Food & Archeology: Trade, Traffic and Enterprise From Antiquity to Today

Written by Katie Parla on April 9, 2014

ex mattatoio testaccio roma

A source of both nutrition and pleasure, food is also a booming commercial enterprise with a long, storied history. As the center of a vast Empire, Rome’s ancient harbors were abuzz with various aspects of the food trade as condiments, raw materials and beverages converged on the banks of the Tiber from distant provinces. Garden estates abutted the ancient city walls and goats, cattle and sheep grazed through suburban pastures.

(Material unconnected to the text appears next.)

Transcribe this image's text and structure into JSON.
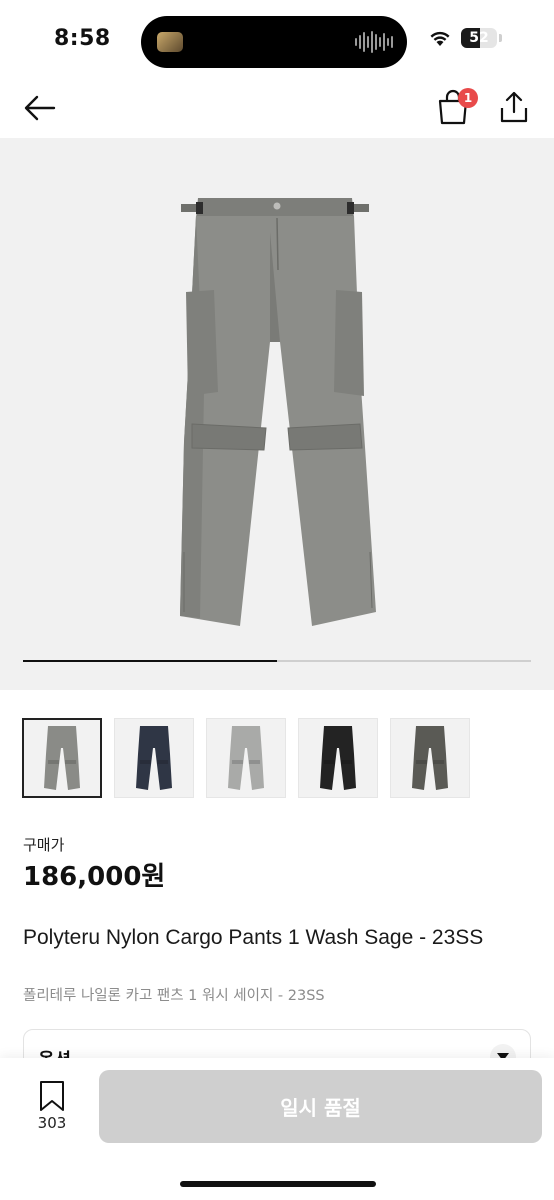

The dawning of the Middle Ages saw a return to urban agriculture and as the population dwindled, ruins were consumed by nature and shepherds set up shop in the Forum and Circus Maximus, among other ancient sites. Until well into the 20th century, Rome’s cuisine was informed by its proximity to pastures and fields and even today, flocks of sheep can be found grazing within city limits.

I find telling the history of Rome through its food trade and agriculture fascinating and it’s a story I have enjoyed sharing with university students during site visits to the city’s ancient and modern ruins. A trip to Rome allows visitors to mix archeology discovery and culinary history and since I enjoy blending both subjects, I recently launched a new tour entitled “Food & Archeology: Trade, Traffic and Enterprise From Antiquity to Today”.

The tour begins in the ancient produce and cattle markets near the Tiber River, then hikes up the Capitoline Hill, a place of pagan animal sacrifice. From there, it heads downhill to the Circus Maximus for a discussion of how cuisine was used as a means to satisfy and manipulate the ancient Roman population. The tour ends in Testaccio, an area where both ancient and modern archeological ruins testify to the diets and tastes of Romans from antiquity to present day. Issues of hygiene, regulation, importation, and economics are all ripe for discussion as we discover the evolution of food commerce in Rome over the course of more than 2,000 years. The visit concludes with a stroll through Testaccio’s former slaughterhouses and a visit to the Città dell’Altra Economia, a space dedicated to organic food and wine, bringing our lesson full circle from antiquity to modern day.